На очереди колено, которое Уилсон пнёт так, что у Хауса посыпятся искры из глаз и ушей. Кадди смотрит покровительственно, но не надменно, словно старше их вместе взятых, а грызня эта её только веселит. Как матери на своих детей глядят, не с этой любовью всепростительной, а обещая – не уберёте игрушки, на каникулы отправитесь в детдом. Совсем уже крышей поехала со своими биологическими часами.
— И давай поосторожнее, я теперь не свободен, — Хаус поднимает руку, которую Кадди сжимает своей, на фоне их с Уилсоном, аккуратной и маленькой. Демонстрирует всем собравшимся. — Нет, меня трогать можешь. А Уилсона не смей.

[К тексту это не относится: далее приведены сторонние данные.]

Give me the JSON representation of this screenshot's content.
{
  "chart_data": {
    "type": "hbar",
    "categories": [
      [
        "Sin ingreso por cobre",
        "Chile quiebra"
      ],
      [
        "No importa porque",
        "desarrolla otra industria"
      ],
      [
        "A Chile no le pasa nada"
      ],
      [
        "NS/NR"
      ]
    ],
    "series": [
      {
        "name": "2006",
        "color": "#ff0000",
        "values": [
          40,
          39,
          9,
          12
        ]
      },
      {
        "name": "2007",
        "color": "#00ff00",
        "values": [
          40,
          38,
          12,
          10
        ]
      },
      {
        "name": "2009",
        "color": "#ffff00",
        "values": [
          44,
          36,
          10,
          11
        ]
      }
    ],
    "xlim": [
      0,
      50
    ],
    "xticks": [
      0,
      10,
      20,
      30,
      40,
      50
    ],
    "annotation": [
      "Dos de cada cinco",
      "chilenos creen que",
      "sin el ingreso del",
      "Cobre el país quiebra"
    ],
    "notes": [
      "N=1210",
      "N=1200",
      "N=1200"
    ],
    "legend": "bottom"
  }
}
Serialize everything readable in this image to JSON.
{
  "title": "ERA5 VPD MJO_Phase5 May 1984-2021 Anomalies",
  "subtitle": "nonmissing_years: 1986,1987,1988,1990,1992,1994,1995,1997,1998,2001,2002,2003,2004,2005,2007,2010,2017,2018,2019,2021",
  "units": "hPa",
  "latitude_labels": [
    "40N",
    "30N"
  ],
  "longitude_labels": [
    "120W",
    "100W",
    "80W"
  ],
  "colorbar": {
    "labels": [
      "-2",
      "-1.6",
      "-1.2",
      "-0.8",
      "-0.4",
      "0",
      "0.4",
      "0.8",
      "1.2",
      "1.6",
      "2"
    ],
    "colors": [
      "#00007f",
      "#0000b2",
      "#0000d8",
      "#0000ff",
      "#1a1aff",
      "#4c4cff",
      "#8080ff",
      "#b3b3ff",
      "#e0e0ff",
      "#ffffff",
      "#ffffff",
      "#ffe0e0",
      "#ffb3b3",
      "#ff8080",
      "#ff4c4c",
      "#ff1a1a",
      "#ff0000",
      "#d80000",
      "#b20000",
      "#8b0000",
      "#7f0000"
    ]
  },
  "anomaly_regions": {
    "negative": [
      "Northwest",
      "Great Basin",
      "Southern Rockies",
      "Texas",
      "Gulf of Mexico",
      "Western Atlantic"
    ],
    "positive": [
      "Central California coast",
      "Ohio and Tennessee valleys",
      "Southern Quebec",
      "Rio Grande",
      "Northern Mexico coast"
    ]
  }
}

Они к его остротам привыкли, как к белому шуму, на котором не нужно концентрироваться. Но когда дело касается Уилсона, Хаус не шутит. Его нельзя трогать никому, хоть и на счёт Кадди можно не беспокоиться. Хаус бы вывеску заказал и повесил бы над входом в больницу, чтобы никто не забывал: Уилсон – его. Но Кадди – это Кадди. На её месте любой бы, отдёрнув руку, забился в самый дальний угол, а она и в огонь, и в воду. У Хауса зудит между рёбрами от её ухмылки.
— Я с удовольствием бы досмотрела ваш семейный ситком, но ты прямо сейчас идёшь в смотровую, — Кадди наконец отпускает их руки, подталкивает папку с делом пациента. Очередным. И Хаус вдруг понимает, что хотел бы, чтобы так было всегда. Запутанный, но на первый взгляд скучный случай. Ворчащая, но восхищённая его гением Кадди. Плечо Уилсона, которое рядом наготове.
Эта фраза из её репертуара любимая, которой Кадди теперь постоянно пользуется:
— Уилсон, проследи.
И уходит, покачивая бёдрами, прекрасно зная, что не проводить её взглядом невозможно. Шикарная женщина, на самом деле. До тех пор, пока не отдаёт приказы.
Уилсон готов не только проследить, дойдёт ли Хаус до смотровой – затолкает его туда в шею, а диагнозы будут ставиться под его строгим надзором. Он откидывается на спинку стула.
— Ты знал, что Кадди идёт сюда.
— Ага, — Хаус сверлит взглядом пространство перед собой, присыпанное солнечной пылью. Она кружит в воздухе, оседает на мебель, заполненные бланки, колыхнувшиеся было к прикрытой Кадди двери.
— Теперь понятно.
Уилсон вяло смотрит перед собой, в никуда, и когда отводит взгляд, трёт переносицу дольше и утомлённее обычного. Хаус знает, что наговорил минимум на недельное лишение готового завтрака, но не может себя остановить. Он – катастрофа. Ломает всё, как только жизнь налаживается.
Уилсоновы плечи сутулятся, словно кто-то давит на них сверху, но он улыбается себе под нос – да, натянуто, нет, без былой искренности. Чего другого он от Хауса, собственно, ждал? Хаус сам ответил бы – ничего, и сбежал бы петлять по больнице в поисках команды, над которой не издевался уже двадцать минут. А в этот раз остаётся на месте. В этот раз тревожно. Как когда бьёшся о дверной косяк плечом, чувствуешь отдачу, и сразу же ждёшь боль от удара, которая прийти ещё не успела. Уилсон, снова сделавшийся официально-угловатым, возвращается к работе, отгораживается бумажной баррикадой. Совсем детский жест, но его доверие только что пошатнули – кажется, Хаус облажался. Конкретно.
Какой-нибудь семейный психолог по его вине однажды озолотится.